Pemerintah Indonesia dan Kerajaan Arab Saudi telah menandatangani Perjanjian Bilateral untuk melindungi buruh migran kita di Arab Saudi yang ditandatangani pada 19 Februari 2014. Namun, faktanya perjanjian ini belum efektif untuk melindungi hak-hak BMI. Perjanjian itu sendiri berlaku selama tiga tahun sampai 19 Februari 2017 dan secara otomatis diperbaharui, kecuali ada satu pihak yang menghentikan.

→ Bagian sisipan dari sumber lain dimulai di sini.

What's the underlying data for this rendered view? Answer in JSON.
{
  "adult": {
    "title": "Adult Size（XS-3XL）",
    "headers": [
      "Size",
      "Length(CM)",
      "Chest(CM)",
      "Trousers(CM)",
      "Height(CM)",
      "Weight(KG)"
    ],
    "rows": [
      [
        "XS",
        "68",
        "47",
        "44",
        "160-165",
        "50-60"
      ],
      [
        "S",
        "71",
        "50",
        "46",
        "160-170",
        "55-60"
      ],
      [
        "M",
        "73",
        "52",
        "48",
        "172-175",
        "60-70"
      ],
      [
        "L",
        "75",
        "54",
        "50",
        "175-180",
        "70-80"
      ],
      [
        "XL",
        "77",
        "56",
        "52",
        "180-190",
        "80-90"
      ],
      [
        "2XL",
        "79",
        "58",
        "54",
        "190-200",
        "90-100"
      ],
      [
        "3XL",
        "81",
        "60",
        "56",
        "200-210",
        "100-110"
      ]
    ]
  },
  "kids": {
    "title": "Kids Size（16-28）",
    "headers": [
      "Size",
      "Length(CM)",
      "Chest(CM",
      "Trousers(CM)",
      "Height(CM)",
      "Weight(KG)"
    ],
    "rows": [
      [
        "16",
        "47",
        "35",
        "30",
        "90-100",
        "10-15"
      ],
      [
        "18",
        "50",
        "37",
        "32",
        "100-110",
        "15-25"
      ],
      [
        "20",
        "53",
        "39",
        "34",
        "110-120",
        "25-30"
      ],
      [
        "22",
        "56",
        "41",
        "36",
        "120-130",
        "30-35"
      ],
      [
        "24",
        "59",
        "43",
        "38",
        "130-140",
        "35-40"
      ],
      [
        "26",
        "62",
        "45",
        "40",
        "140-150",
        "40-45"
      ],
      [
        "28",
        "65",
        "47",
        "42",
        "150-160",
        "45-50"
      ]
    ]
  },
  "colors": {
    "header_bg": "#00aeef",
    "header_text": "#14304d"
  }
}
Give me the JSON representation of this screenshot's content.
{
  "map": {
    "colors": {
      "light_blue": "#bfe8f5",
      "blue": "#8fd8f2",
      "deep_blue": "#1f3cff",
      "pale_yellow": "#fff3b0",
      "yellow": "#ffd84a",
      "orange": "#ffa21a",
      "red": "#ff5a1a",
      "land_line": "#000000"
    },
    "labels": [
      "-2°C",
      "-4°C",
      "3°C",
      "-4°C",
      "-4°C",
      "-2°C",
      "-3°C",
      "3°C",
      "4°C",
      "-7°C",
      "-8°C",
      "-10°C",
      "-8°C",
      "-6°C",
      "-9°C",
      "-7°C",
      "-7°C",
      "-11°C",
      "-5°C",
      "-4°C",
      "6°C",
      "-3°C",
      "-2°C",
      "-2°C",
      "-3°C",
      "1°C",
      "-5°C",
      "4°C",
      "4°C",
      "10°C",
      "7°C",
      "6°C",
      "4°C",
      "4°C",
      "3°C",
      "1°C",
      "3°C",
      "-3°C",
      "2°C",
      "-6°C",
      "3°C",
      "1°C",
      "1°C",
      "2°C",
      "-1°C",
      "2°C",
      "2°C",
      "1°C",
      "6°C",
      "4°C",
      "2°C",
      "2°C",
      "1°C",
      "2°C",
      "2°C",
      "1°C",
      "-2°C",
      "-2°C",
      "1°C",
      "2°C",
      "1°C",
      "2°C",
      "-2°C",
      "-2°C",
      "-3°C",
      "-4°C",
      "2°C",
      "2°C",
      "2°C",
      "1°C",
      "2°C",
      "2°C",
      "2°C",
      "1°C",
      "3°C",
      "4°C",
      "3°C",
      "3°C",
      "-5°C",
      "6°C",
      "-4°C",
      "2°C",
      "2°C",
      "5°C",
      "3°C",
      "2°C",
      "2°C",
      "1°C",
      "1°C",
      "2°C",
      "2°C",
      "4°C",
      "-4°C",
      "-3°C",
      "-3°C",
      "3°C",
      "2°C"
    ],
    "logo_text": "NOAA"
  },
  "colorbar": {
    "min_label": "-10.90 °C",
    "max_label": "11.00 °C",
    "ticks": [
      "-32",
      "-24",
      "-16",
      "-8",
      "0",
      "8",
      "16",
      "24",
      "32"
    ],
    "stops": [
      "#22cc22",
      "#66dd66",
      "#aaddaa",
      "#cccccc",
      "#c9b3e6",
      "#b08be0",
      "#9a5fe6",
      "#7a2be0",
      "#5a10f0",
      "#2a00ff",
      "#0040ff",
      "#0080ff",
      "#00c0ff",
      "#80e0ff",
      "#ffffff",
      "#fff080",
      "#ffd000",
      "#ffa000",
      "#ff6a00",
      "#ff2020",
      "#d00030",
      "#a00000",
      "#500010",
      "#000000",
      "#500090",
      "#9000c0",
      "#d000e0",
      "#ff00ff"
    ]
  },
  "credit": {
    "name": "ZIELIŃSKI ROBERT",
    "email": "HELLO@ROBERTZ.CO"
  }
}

Karena itu, diperlukan pembaharuan dan perbaikan konten Perjanjian Bilateral agar secara efektif mampu melindungi dan memenuhi hak-hak buruh migran kita, khususnya yang bekerja di sektor informal. Juga bagaimana membangun kerjasama dalam pengiriman buruh migram kita agar memberikan manfaat maksimal bagi kedua negara. Dengan perjanjian yang mengikat kedua negara, moratorium bisa dibuka lagi dengan mekanisme perlindungan dan pemenuhan hak-hak asasi manusia (HAM) yang lebih baik.
Di samping itu, wajib juga dibicarakan tentang solusi atas ancaman hukuman mati yang dihadapi oleh sekitar 36 buruh migran kita di Arab Saudi yang di antaranya dituduh melakukan pembunuhan. Padahal, diduga tidak sedikit di antara buruh migran kita yang “terpaksa” membunuh majikannya karena membela diri dan tidak sedikit dari mereka yang menjadi korban perdagangan manusia (trafficking).
Jika kunjungan Raja Salman ini tidak membahas hal di atas, makna kunjungan menjadi kurang bermakna karena hal yang terkait dengan pemenuhan dan perlindungan hak dasar manusia, yaitu hak-hak buruh migran, telah diabaikan demi kepentingan ekonomi semata.